The paper posits that the ability to constrain generation by scaling readout vectors in Larimar presents a promising, training-free opportunity for hallucination mitigation. This method's effectiveness hinges on its applicability to memory-augmented models and may not extend to architectures devoid of explicit memory mechanisms. Nonetheless, the significant improvements in accuracy and runtime efficiency underscore the potential for further research into geometry-inspired operations in LLM architectures.

Future work may explore optimizing scaling parameters and exploring adaptive scaling strategies across various datasets and model architectures.
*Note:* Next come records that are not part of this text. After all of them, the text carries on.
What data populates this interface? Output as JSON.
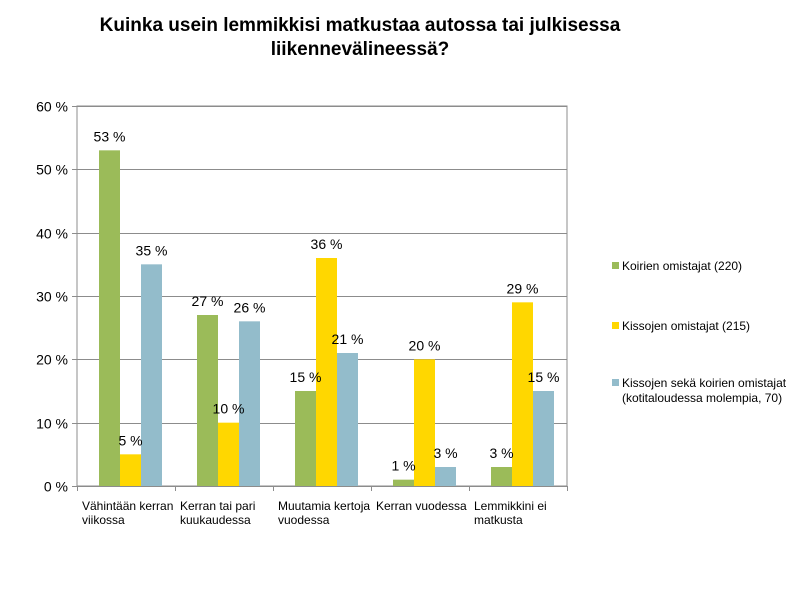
{
  "chart_data": {
    "type": "bar",
    "title": "Kuinka usein lemmikkisi matkustaa autossa tai julkisessa liikennevälineessä?",
    "title_lines": [
      "Kuinka usein lemmikkisi matkustaa autossa tai julkisessa",
      "liikennevälineessä?"
    ],
    "xlabel": "",
    "ylabel": "",
    "ylim": [
      0,
      60
    ],
    "yticks": [
      0,
      10,
      20,
      30,
      40,
      50,
      60
    ],
    "ytick_labels": [
      "0 %",
      "10 %",
      "20 %",
      "30 %",
      "40 %",
      "50 %",
      "60 %"
    ],
    "grid": true,
    "legend_position": "right",
    "categories": [
      [
        "Vähintään kerran",
        "viikossa"
      ],
      [
        "Kerran tai pari",
        "kuukaudessa"
      ],
      [
        "Muutamia kertoja",
        "vuodessa"
      ],
      [
        "Kerran vuodessa"
      ],
      [
        "Lemmikkini ei",
        "matkusta"
      ]
    ],
    "series": [
      {
        "name": "Koirien omistajat (220)",
        "legend_lines": [
          "Koirien omistajat (220)"
        ],
        "color": "#9BBB59",
        "values": [
          53,
          27,
          15,
          1,
          3
        ],
        "labels": [
          "53 %",
          "27 %",
          "15 %",
          "1 %",
          "3 %"
        ]
      },
      {
        "name": "Kissojen omistajat (215)",
        "legend_lines": [
          "Kissojen omistajat (215)"
        ],
        "color": "#FFD700",
        "values": [
          5,
          10,
          36,
          20,
          29
        ],
        "labels": [
          "5 %",
          "10 %",
          "36 %",
          "20 %",
          "29 %"
        ]
      },
      {
        "name": "Kissojen sekä koirien omistajat (kotitaloudessa molempia, 70)",
        "legend_lines": [
          "Kissojen sekä koirien omistajat",
          "(kotitaloudessa molempia, 70)"
        ],
        "color": "#93BCCB",
        "values": [
          35,
          26,
          21,
          3,
          15
        ],
        "labels": [
          "35 %",
          "26 %",
          "21 %",
          "3 %",
          "15 %"
        ]
      }
    ]
  }
}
Additionally, extending this approach to other memory-augmented LLMs and expanding its usability across different language generation tasks could lead to broader applicability and enhanced performance in mitigating hallucinations.

References

Kollias, G., Das, P., Chaudhury, S. "Generation Constraint Scaling Can Mitigate Hallucination."
Das, P., et al. "Larimar: LLMs with episodic memory control." 2024.
Hartvigsen, T., Sankaranarayanan, S., Palangi, H., Kim, Y., Ghassemi, M. "Aging with grace: Lifelong model editing with discrete key-value adaptors." 2022.
Manakul, P., Liusie, A., Gales, M. "Selfcheckgpt: Zero-resource black-box hallucination detection for generative LLMs." 2023.

This paper elucidates a novel direction for mitigating hallucination in LLMs, advocating for simple, yet effective geometry-based methods that augment current approaches, offering both practical and theoretical advancements in AI research.